Mereka juga punya hak untuk mengabaikan pasien, tak peduli, atau terserah. Atau berdemo dan mogok kerja. Semuanya adalah pilihan. Tergantung para tenaga medis berani melakukannya atau tidak.

Mulai hari ini, mereka yang ingin menjadi tenaga medis, entah itu perawat sampai dokter. Harus mulai memasukkan list sebagai tenaga medis militer atau pandemi yang kelak bisa terjadi kapan saja. Entah perang saudara, perang kawasan, atau pandemi baru merajalela.

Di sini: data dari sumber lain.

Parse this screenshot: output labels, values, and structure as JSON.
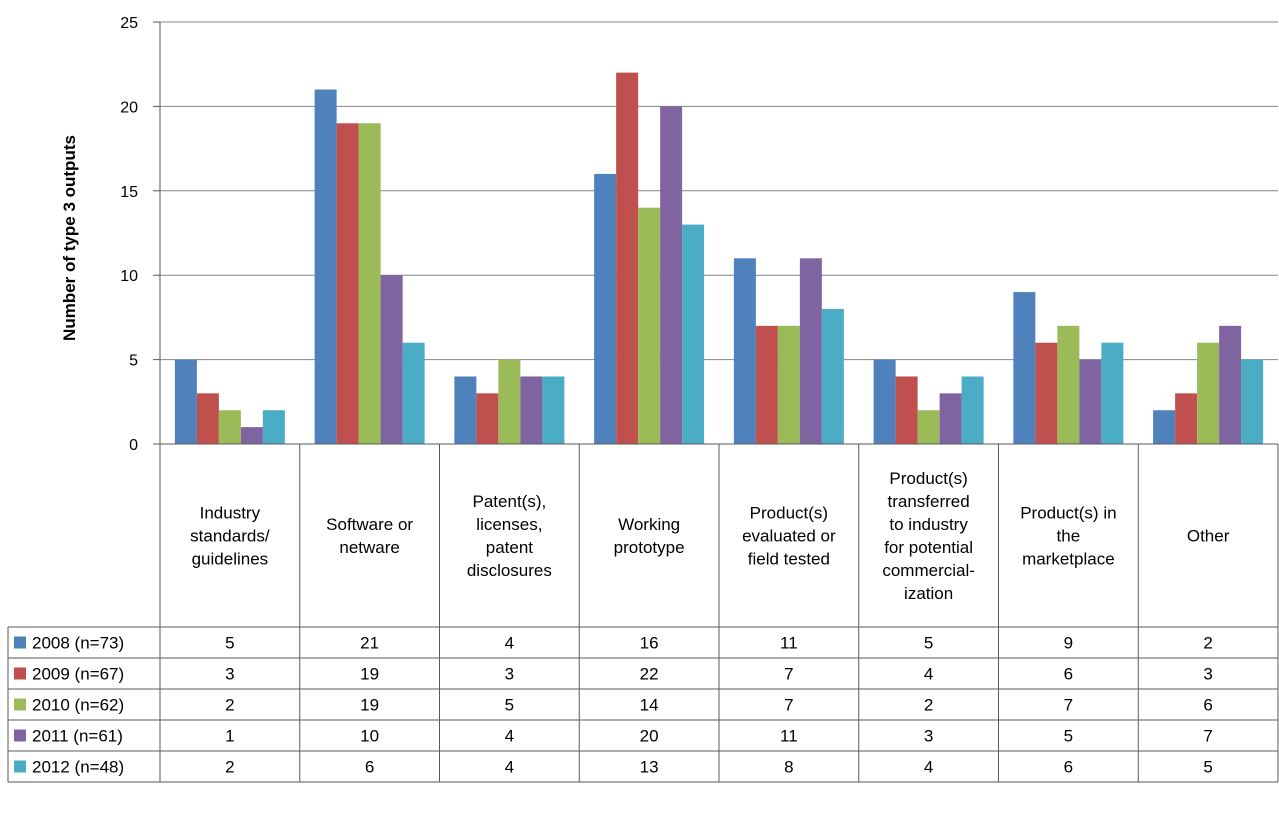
{
  "chart_data": {
    "type": "bar",
    "ylabel": "Number of type 3 outputs",
    "ylim": [
      0,
      25
    ],
    "yticks": [
      0,
      5,
      10,
      15,
      20,
      25
    ],
    "grid": true,
    "legend": "data-table-left",
    "categories": [
      [
        "Industry",
        "standards/",
        "guidelines"
      ],
      [
        "Software or",
        "netware"
      ],
      [
        "Patent(s),",
        "licenses,",
        "patent",
        "disclosures"
      ],
      [
        "Working",
        "prototype"
      ],
      [
        "Product(s)",
        "evaluated or",
        "field tested"
      ],
      [
        "Product(s)",
        "transferred",
        "to industry",
        "for potential",
        "commercial-",
        "ization"
      ],
      [
        "Product(s) in",
        "the",
        "marketplace"
      ],
      [
        "Other"
      ]
    ],
    "series": [
      {
        "name": "2008 (n=73)",
        "color": "#4f81bd",
        "values": [
          5,
          21,
          4,
          16,
          11,
          5,
          9,
          2
        ]
      },
      {
        "name": "2009 (n=67)",
        "color": "#c0504d",
        "values": [
          3,
          19,
          3,
          22,
          7,
          4,
          6,
          3
        ]
      },
      {
        "name": "2010 (n=62)",
        "color": "#9bbb59",
        "values": [
          2,
          19,
          5,
          14,
          7,
          2,
          7,
          6
        ]
      },
      {
        "name": "2011 (n=61)",
        "color": "#8064a2",
        "values": [
          1,
          10,
          4,
          20,
          11,
          3,
          5,
          7
        ]
      },
      {
        "name": "2012 (n=48)",
        "color": "#4bacc6",
        "values": [
          2,
          6,
          4,
          13,
          8,
          4,
          6,
          5
        ]
      }
    ]
  }
}
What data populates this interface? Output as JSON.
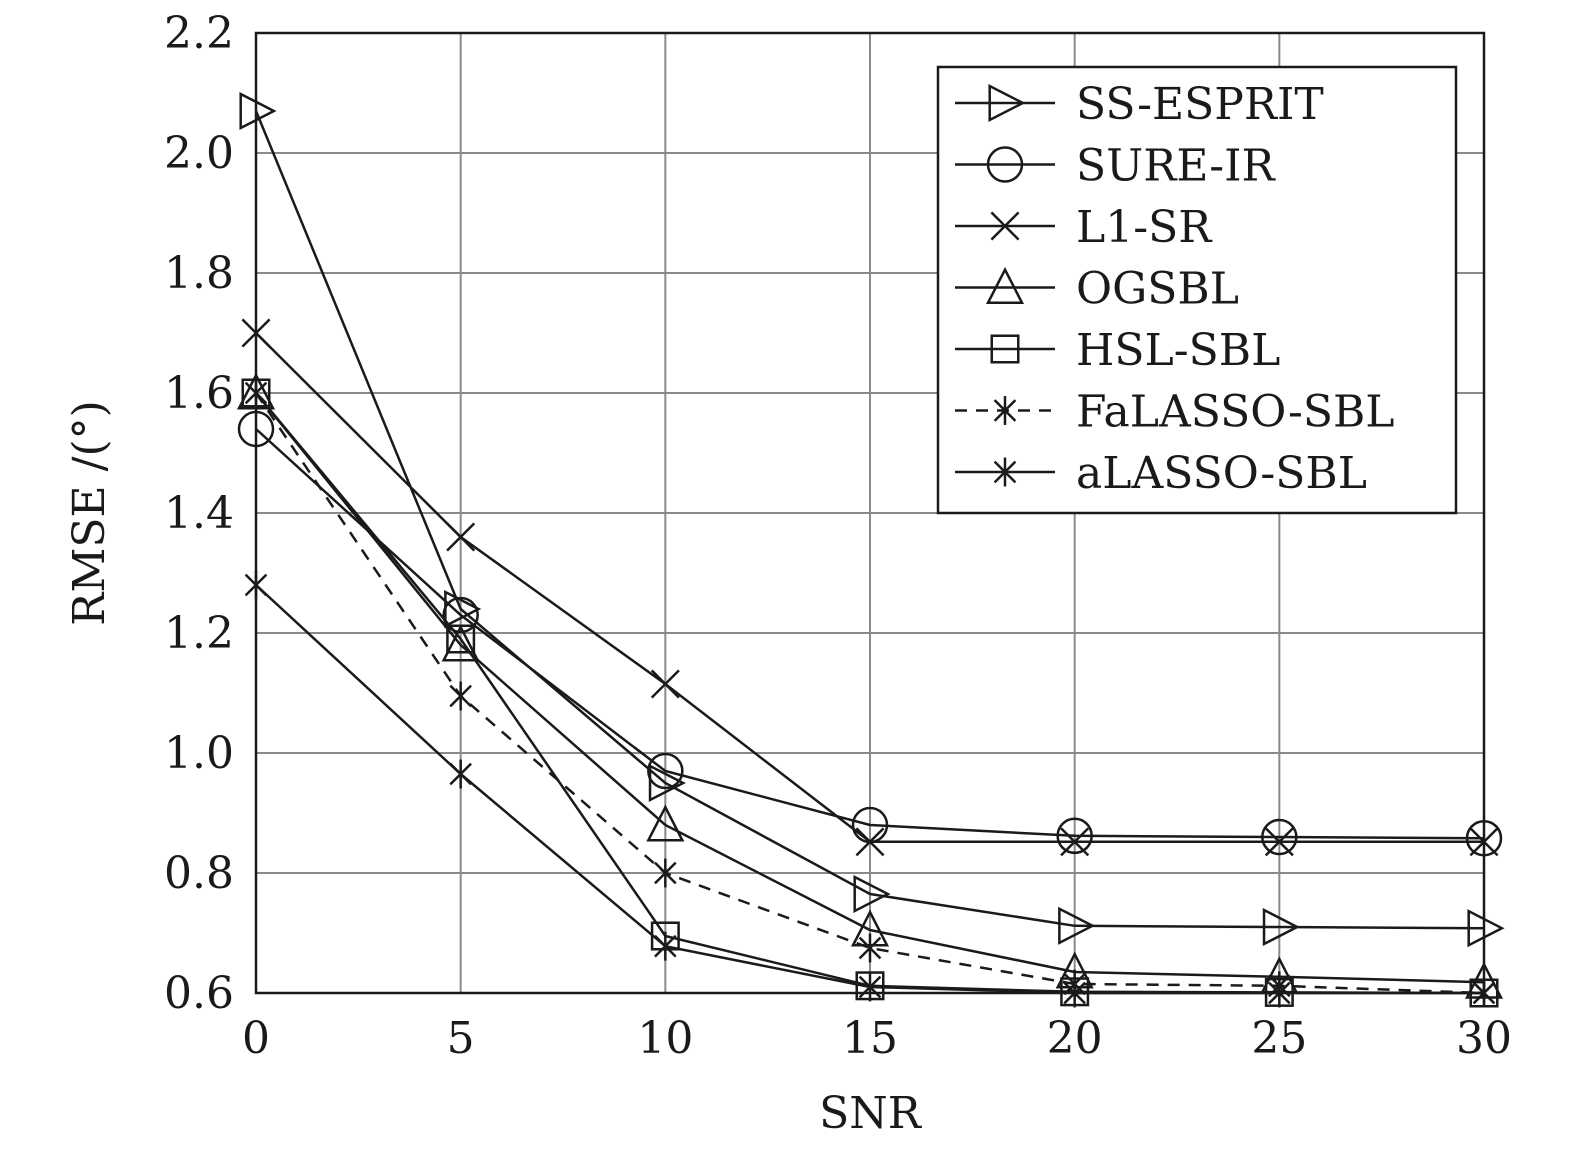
{
  "chart_data": {
    "type": "line",
    "xlabel": "SNR",
    "ylabel": "RMSE /(°)",
    "xlim": [
      0,
      30
    ],
    "ylim": [
      0.6,
      2.2
    ],
    "grid": true,
    "legend_position": "top-right",
    "xticks": [
      0,
      5,
      10,
      15,
      20,
      25,
      30
    ],
    "yticks": [
      "0.6",
      "0.8",
      "1.0",
      "1.2",
      "1.4",
      "1.6",
      "1.8",
      "2.0",
      "2.2"
    ],
    "x": [
      0,
      5,
      10,
      15,
      20,
      25,
      30
    ],
    "series": [
      {
        "name": "SS-ESPRIT",
        "marker": "triangle-right",
        "dash": "solid",
        "values": [
          2.07,
          1.24,
          0.95,
          0.765,
          0.712,
          0.71,
          0.708
        ]
      },
      {
        "name": "SURE-IR",
        "marker": "circle",
        "dash": "solid",
        "values": [
          1.54,
          1.23,
          0.97,
          0.88,
          0.862,
          0.86,
          0.858
        ]
      },
      {
        "name": "L1-SR",
        "marker": "x",
        "dash": "solid",
        "values": [
          1.7,
          1.36,
          1.115,
          0.852,
          0.852,
          0.852,
          0.852
        ]
      },
      {
        "name": "OGSBL",
        "marker": "triangle-up",
        "dash": "solid",
        "values": [
          1.6,
          1.18,
          0.88,
          0.705,
          0.635,
          0.627,
          0.618
        ]
      },
      {
        "name": "HSL-SBL",
        "marker": "square",
        "dash": "solid",
        "values": [
          1.6,
          1.19,
          0.695,
          0.612,
          0.602,
          0.601,
          0.6
        ]
      },
      {
        "name": "FaLASSO-SBL",
        "marker": "asterisk",
        "dash": "dashed",
        "values": [
          1.6,
          1.095,
          0.8,
          0.675,
          0.615,
          0.612,
          0.6
        ]
      },
      {
        "name": "aLASSO-SBL",
        "marker": "asterisk",
        "dash": "solid",
        "values": [
          1.28,
          0.965,
          0.678,
          0.61,
          0.6,
          0.6,
          0.6
        ]
      }
    ]
  }
}
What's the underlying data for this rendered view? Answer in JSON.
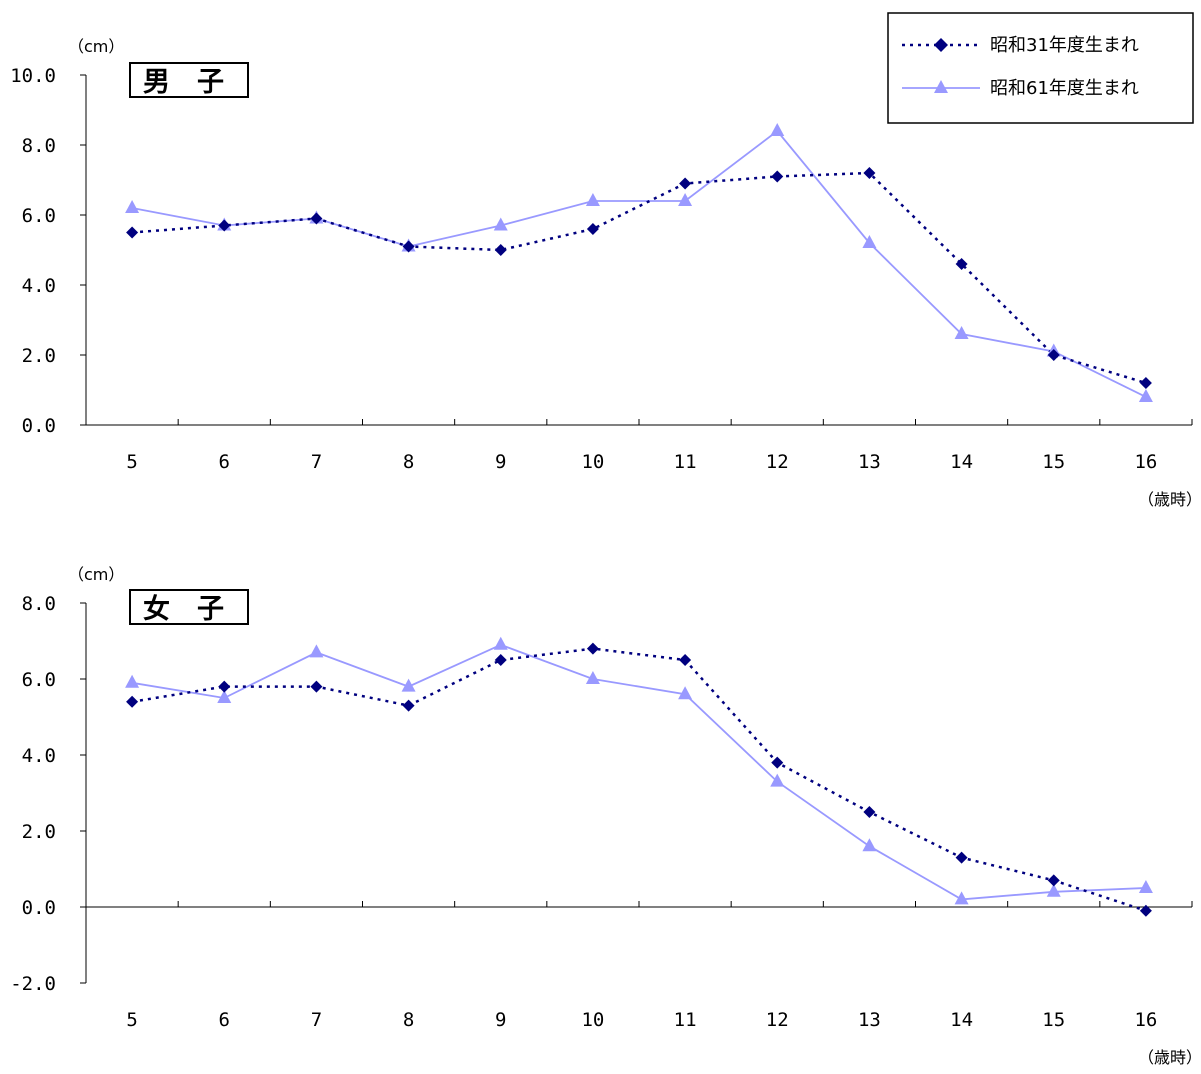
{
  "chart_data": [
    {
      "type": "line",
      "panel_label": "男　子",
      "y_unit": "（cm）",
      "x_unit": "（歳時）",
      "categories": [
        "5",
        "6",
        "7",
        "8",
        "9",
        "10",
        "11",
        "12",
        "13",
        "14",
        "15",
        "16"
      ],
      "ylim": [
        0,
        10
      ],
      "y_ticks": [
        "0.0",
        "2.0",
        "4.0",
        "6.0",
        "8.0",
        "10.0"
      ],
      "series": [
        {
          "name": "昭和31年度生まれ",
          "values": [
            5.5,
            5.7,
            5.9,
            5.1,
            5.0,
            5.6,
            6.9,
            7.1,
            7.2,
            4.6,
            2.0,
            1.2
          ]
        },
        {
          "name": "昭和61年度生まれ",
          "values": [
            6.2,
            5.7,
            5.9,
            5.1,
            5.7,
            6.4,
            6.4,
            8.4,
            5.2,
            2.6,
            2.1,
            0.8
          ]
        }
      ],
      "grid": false,
      "legend": "top-right"
    },
    {
      "type": "line",
      "panel_label": "女　子",
      "y_unit": "（cm）",
      "x_unit": "（歳時）",
      "categories": [
        "5",
        "6",
        "7",
        "8",
        "9",
        "10",
        "11",
        "12",
        "13",
        "14",
        "15",
        "16"
      ],
      "ylim": [
        -2,
        8
      ],
      "y_ticks": [
        "-2.0",
        "0.0",
        "2.0",
        "4.0",
        "6.0",
        "8.0"
      ],
      "series": [
        {
          "name": "昭和31年度生まれ",
          "values": [
            5.4,
            5.8,
            5.8,
            5.3,
            6.5,
            6.8,
            6.5,
            3.8,
            2.5,
            1.3,
            0.7,
            -0.1
          ]
        },
        {
          "name": "昭和61年度生まれ",
          "values": [
            5.9,
            5.5,
            6.7,
            5.8,
            6.9,
            6.0,
            5.6,
            3.3,
            1.6,
            0.2,
            0.4,
            0.5
          ]
        }
      ],
      "grid": false
    }
  ],
  "legend": {
    "items": [
      "昭和31年度生まれ",
      "昭和61年度生まれ"
    ]
  },
  "colors": {
    "series1": "#00007f",
    "series2": "#9999ff",
    "axis": "#000000"
  }
}
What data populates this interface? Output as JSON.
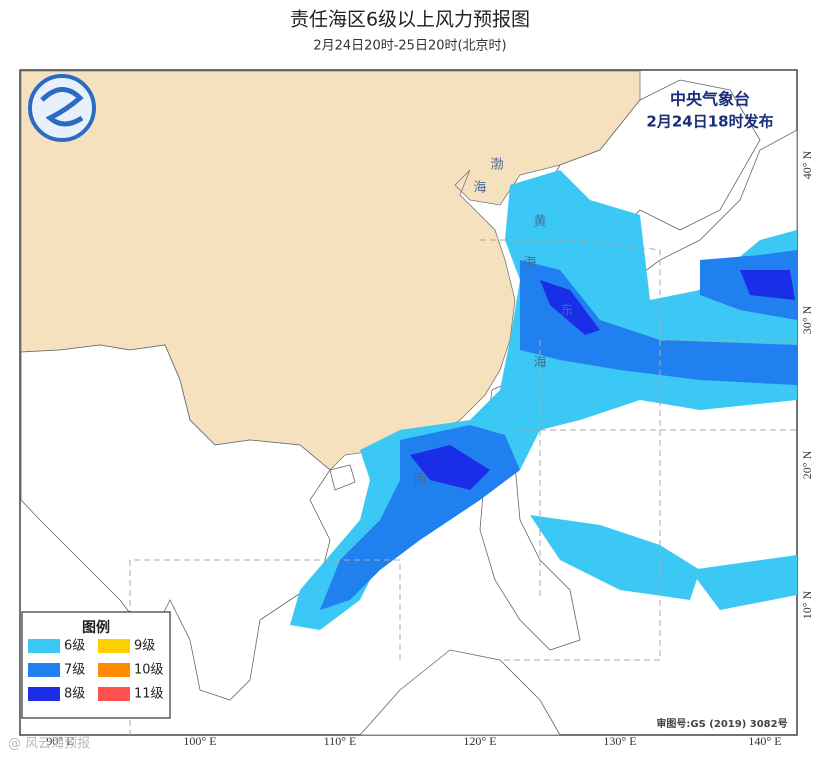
{
  "header": {
    "title": "责任海区6级以上风力预报图",
    "subtitle": "2月24日20时-25日20时(北京时)"
  },
  "issuer": {
    "name": "中央气象台",
    "time": "2月24日18时发布"
  },
  "legend": {
    "title": "图例",
    "items": [
      {
        "label": "6级",
        "color": "#3cc8f4"
      },
      {
        "label": "9级",
        "color": "#ffd000"
      },
      {
        "label": "7级",
        "color": "#2080f0"
      },
      {
        "label": "10级",
        "color": "#ff8c00"
      },
      {
        "label": "8级",
        "color": "#1a2ee8"
      },
      {
        "label": "11级",
        "color": "#ff5050"
      }
    ]
  },
  "lon_labels": [
    "90° E",
    "100° E",
    "110° E",
    "120° E",
    "130° E",
    "140° E"
  ],
  "lat_labels": [
    "40° N",
    "30° N",
    "20° N",
    "10° N"
  ],
  "sea_labels": [
    "渤",
    "海",
    "黄",
    "海",
    "东",
    "海",
    "南"
  ],
  "map_approval": "审图号:GS (2019) 3082号",
  "watermark": "@ 风云海预报"
}
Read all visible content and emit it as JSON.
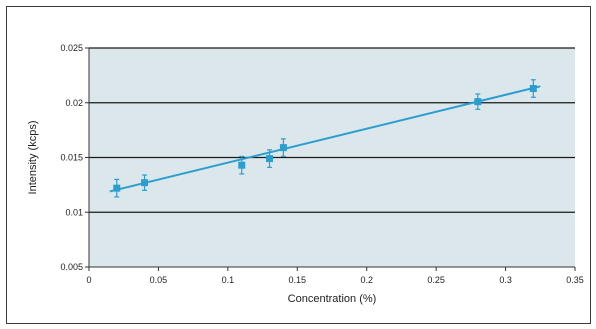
{
  "chart_data": {
    "type": "scatter",
    "title": "",
    "xlabel": "Concentration (%)",
    "ylabel": "Intensity (kcps)",
    "xlim": [
      0,
      0.35
    ],
    "ylim": [
      0.005,
      0.025
    ],
    "x_ticks": [
      0,
      0.05,
      0.1,
      0.15,
      0.2,
      0.25,
      0.3,
      0.35
    ],
    "x_tick_labels": [
      "0",
      "0.05",
      "0.1",
      "0.15",
      "0.2",
      "0.25",
      "0.3",
      "0.35"
    ],
    "y_ticks": [
      0.005,
      0.01,
      0.015,
      0.02,
      0.025
    ],
    "y_tick_labels": [
      "0.005",
      "0.01",
      "0.015",
      "0.02",
      "0.025"
    ],
    "grid": "horizontal",
    "points": [
      {
        "x": 0.02,
        "y": 0.0122,
        "err": 0.0008
      },
      {
        "x": 0.04,
        "y": 0.0127,
        "err": 0.0007
      },
      {
        "x": 0.11,
        "y": 0.0143,
        "err": 0.0008
      },
      {
        "x": 0.13,
        "y": 0.0149,
        "err": 0.0008
      },
      {
        "x": 0.14,
        "y": 0.0159,
        "err": 0.0008
      },
      {
        "x": 0.28,
        "y": 0.0201,
        "err": 0.0007
      },
      {
        "x": 0.32,
        "y": 0.0213,
        "err": 0.0008
      }
    ],
    "fit_line": {
      "x": [
        0.015,
        0.325
      ],
      "y": [
        0.0119,
        0.0215
      ]
    },
    "colors": {
      "plot_background": "#dce7ec",
      "marker": "#2b9ed0",
      "fit_line": "#2b9ed0",
      "gridline": "#1a1a1a"
    }
  }
}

Selama ini anak-anak kedokteran jarang pernah dididik bahwa kelak mereka harus terpaksa mempertaruhkan hidupnya di saat perang atau pandemi wabah terjadi. Mereka selama ini lebih sering dididik giat belajar dan menambah keilmuan untuk hal-hal selain itu. Atau hal normal yang selama ini kita tahu. Itulah sebabnya, pandemi Korona seolah menjadi pukulan berat bagi profesi mereka yang tidak dipersiapkan menangani hal semacam ini.

Ternyata menjadi tenaga medis tak hanya kelak akan mudah menjadi mapan dan kaya. Ternyata juga harus mempertaruhkan nyawa demi orang-orang yang tak jelas dan bodoh. 

Tapi, mereka masih bisa memilih. Bekerja keras dan kemungkinan tertular akibat Korona. Atau memilih berhenti menjadi tenaga medis dengan segala akibatnya.

Yah, sudah saatnya para tenaga medis memilih. Dan siap dengan pilihan hidup yang mereka ambil.